During the study period, Xpert MTB/RIF machines were still limited in the study area. Only five sites had resident Xpert machines with some of the remaining sites networked with these in a less-than-optimal systems of sample transport, results relay and recording. As a result Xpert uptake among PLHIV was still low in the setting and when performed results did not get recorded in the HIV database. In contrast, more sites had X-ray capabilities while microscopy services were the most common diagnostics available in the sites. HIV and TB treatment services, Xpert and microscopy are provided free of charge in the country’s public sector. In addition, Xray services for PLHIV are also free for PLHIV in the AMPATH-supported sites.

Study population

The study population consisted of all PLHIV in the AMRS database and who were in care in the AMPATH programme between January 2015 – December 2016. For programmatic and logistical reasons, all patients in the AMRS were included. Non-clinical encounters such as food and social support were excluded from analysis.

Data and analysis

Study variables included patient demographics (e.g. gender, age, clinic, encounter type [e.g. youth]) and clinical details (e.g. use of ART, TB screening status and the presence of TB-suggestive symptoms, TB testing results [sputum smear microscopy and chest radiograph] and dates of clinical encounters, screening, and TB test results). Xpert MTB/RIF testing procedures were dropped from the analysis due to the lack of data in the database. Data on whether the PLHIV were on TB therapy during the encounters were also dropped due to significant erroneous recording.

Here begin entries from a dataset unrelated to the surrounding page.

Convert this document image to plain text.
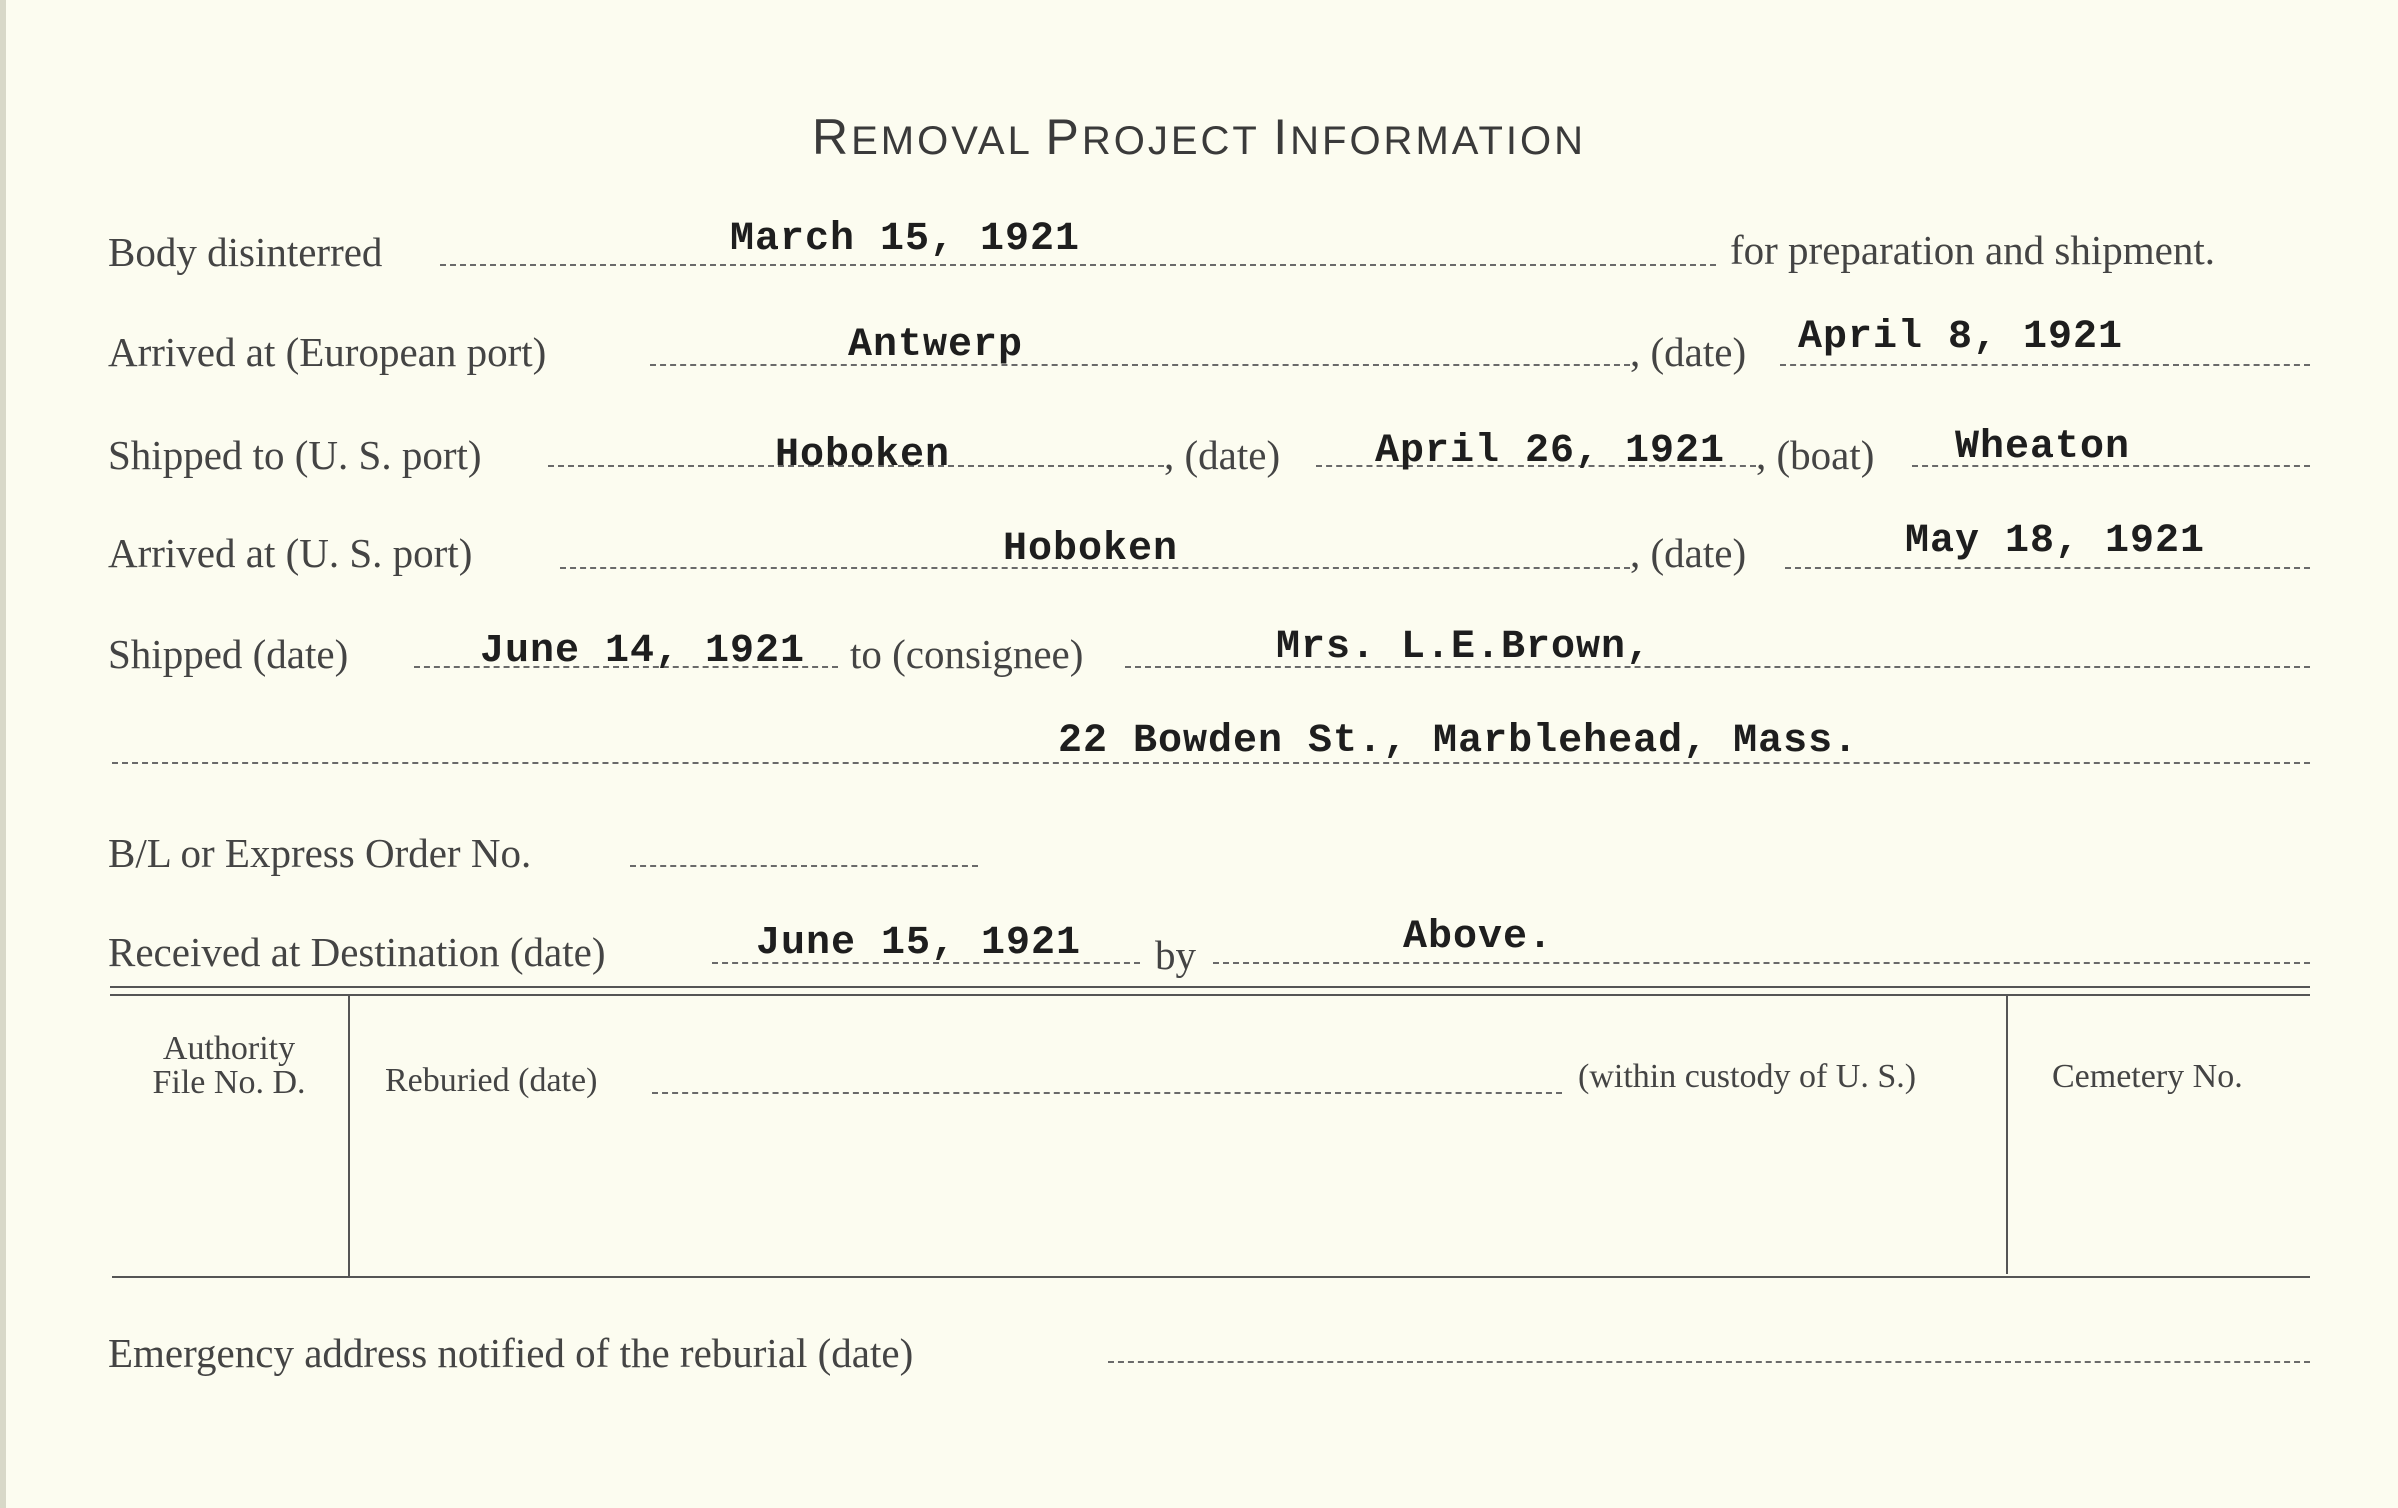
REMOVAL PROJECT INFORMATION
Body disinterred	March 15, 1921	for preparation and shipment.
Arrived at (European port)	Antwerp	, (date) April 8, 1921
Shipped to (U. S. port)	Hoboken	, (date) April 26, 1921 , (boat) Wheaton
Arrived at (U. S. port)	Hoboken	, (date)	May 18, 1921
Shipped (date)	June 14, 1921 to (consignee)	Mrs. L.E.Brown,
22 Bowden St., Marblehead, Mass.
B/L or Express Order No.
Received at Destination (date)	June 15, 1921 by	Above.
Authority
File No. D.	Reburied (date)	(within custody of U. S.)	Cemetery No.
Emergency address notified of the reburial (date)
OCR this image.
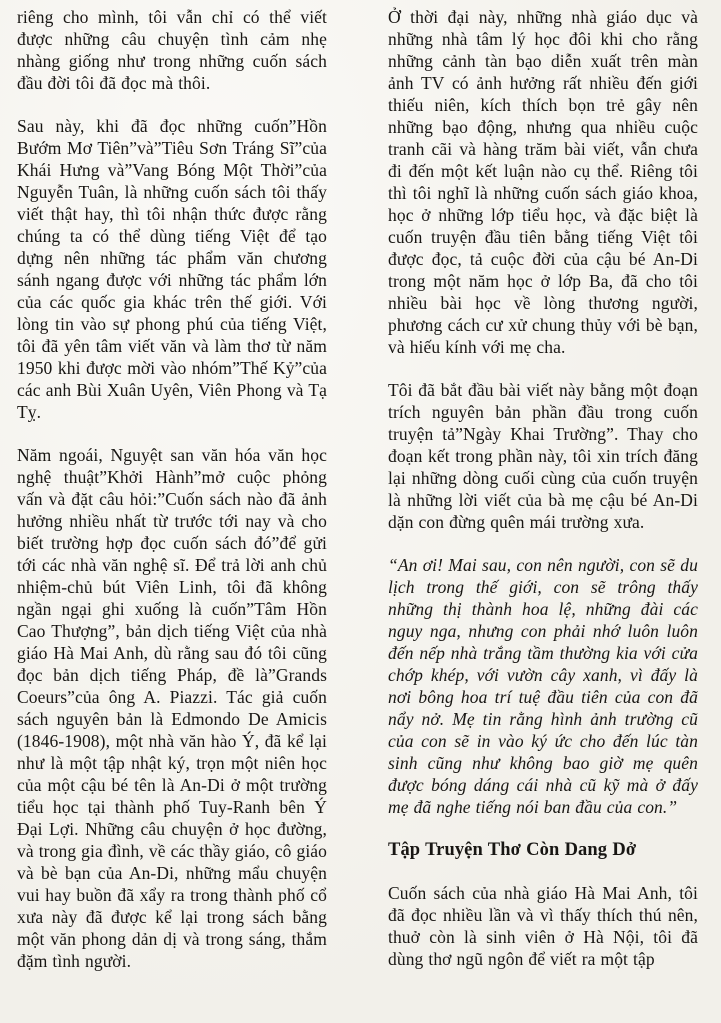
riêng cho mình, tôi vẫn chỉ có thể viết được những câu chuyện tình cảm nhẹ nhàng giống như trong những cuốn sách đầu đời tôi đã đọc mà thôi.

Sau này, khi đã đọc những cuốn”Hồn Bướm Mơ Tiên”và”Tiêu Sơn Tráng Sĩ”của Khái Hưng và”Vang Bóng Một Thời”của Nguyễn Tuân, là những cuốn sách tôi thấy viết thật hay, thì tôi nhận thức được rằng chúng ta có thể dùng tiếng Việt để tạo dựng nên những tác phẩm văn chương sánh ngang được với những tác phẩm lớn của các quốc gia khác trên thế giới. Với lòng tin vào sự phong phú của tiếng Việt, tôi đã yên tâm viết văn và làm thơ từ năm 1950 khi được mời vào nhóm”Thế Kỷ”của các anh Bùi Xuân Uyên, Viên Phong và Tạ Tỵ.

Năm ngoái, Nguyệt san văn hóa văn học nghệ thuật”Khởi Hành”mở cuộc phỏng vấn và đặt câu hỏi:”Cuốn sách nào đã ảnh hưởng nhiều nhất từ trước tới nay và cho biết trường hợp đọc cuốn sách đó”để gửi tới các nhà văn nghệ sĩ. Để trả lời anh chủ nhiệm-chủ bút Viên Linh, tôi đã không ngần ngại ghi xuống là cuốn”Tâm Hồn Cao Thượng”, bản dịch tiếng Việt của nhà giáo Hà Mai Anh, dù rằng sau đó tôi cũng đọc bản dịch tiếng Pháp, đề là”Grands Coeurs”của ông A. Piazzi. Tác giả cuốn sách nguyên bản là Edmondo De Amicis (1846-1908), một nhà văn hào Ý, đã kể lại như là một tập nhật ký, trọn một niên học của một cậu bé tên là An-Di ở một trường tiểu học tại thành phố Tuy-Ranh bên Ý Đại Lợi. Những câu chuyện ở học đường, và trong gia đình, về các thầy giáo, cô giáo và bè bạn của An-Di, những mẩu chuyện vui hay buồn đã xẩy ra trong thành phố cổ xưa này đã được kể lại trong sách bằng một văn phong dản dị và trong sáng, thắm đặm tình người.

Ở thời đại này, những nhà giáo dục và những nhà tâm lý học đôi khi cho rằng những cảnh tàn bạo diễn xuất trên màn ảnh TV có ảnh hưởng rất nhiều đến giới thiếu niên, kích thích bọn trẻ gây nên những bạo động, nhưng qua nhiều cuộc tranh cãi và hàng trăm bài viết, vẫn chưa đi đến một kết luận nào cụ thể. Riêng tôi thì tôi nghĩ là những cuốn sách giáo khoa, học ở những lớp tiểu học, và đặc biệt là cuốn truyện đầu tiên bằng tiếng Việt tôi được đọc, tả cuộc đời của cậu bé An-Di trong một năm học ở lớp Ba, đã cho tôi nhiều bài học về lòng thương người, phương cách cư xử chung thủy với bè bạn, và hiếu kính với mẹ cha.

Tôi đã bắt đầu bài viết này bằng một đoạn trích nguyên bản phần đầu trong cuốn truyện tả”Ngày Khai Trường”. Thay cho đoạn kết trong phần này, tôi xin trích đăng lại những dòng cuối cùng của cuốn truyện là những lời viết của bà mẹ cậu bé An-Di dặn con đừng quên mái trường xưa.

“An ơi! Mai sau, con nên người, con sẽ du lịch trong thế giới, con sẽ trông thấy những thị thành hoa lệ, những đài các nguy nga, nhưng con phải nhớ luôn luôn đến nếp nhà trắng tầm thường kia với cửa chớp khép, với vườn cây xanh, vì đấy là nơi bông hoa trí tuệ đầu tiên của con đã nẩy nở. Mẹ tin rằng hình ảnh trường cũ của con sẽ in vào ký ức cho đến lúc tàn sinh cũng như không bao giờ mẹ quên được bóng dáng cái nhà cũ kỹ mà ở đấy mẹ đã nghe tiếng nói ban đầu của con.”

Tập Truyện Thơ Còn Dang Dở

Cuốn sách của nhà giáo Hà Mai Anh, tôi đã đọc nhiều lần và vì thấy thích thú nên, thuở còn là sinh viên ở Hà Nội, tôi đã dùng thơ ngũ ngôn để viết ra một tập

Screening for TB during a clinical encounter was defined as the recorded presence or absence of individual symptoms (cough ≥2 weeks, fever, night sweats, significant weight loss, chest pain and/or breathlessness) by documented checking of the appropriate box; when no ticking was recorded, the encounter was regarded as ‘no screening’. A patient was regarded to have had ‘Undesirable’ screening if s/he had been screened for TB in < 90% of the clinical encounters which the patient had experienced during the study period; otherwise, the patient was categorized as having had ‘Desirable’ screening (i.e. if screened ≥90% of the times in the programme in the study period). The cut-off of ≥90% for desirable screening was chosen as this is also a programmatic target in the country.

At the basic level each observation for each patient was assessed for TB screening and scored as Yes/No. These were then aggregated to the total number of times a patient was screened and divided by the total encounters the patient had to generate the proportion of times the patient was screened for TB. Clinics were categorized as high, medium, low and very low volume based on the number of patients enrolled in the clinics and ensuring equal numbers of clinics per subcategory.

The data were analyzed per-encounter/ observation and per-patient as necessary. Categorical data have been presented in frequencies and proportions and compared using the chi-square test while means (standard deviation) or medians (interquartile range) have been used for continuous variables depending on normality of the data. Any comparisons of continuous variables were by the t-test or mann whitney U test, as appropriate.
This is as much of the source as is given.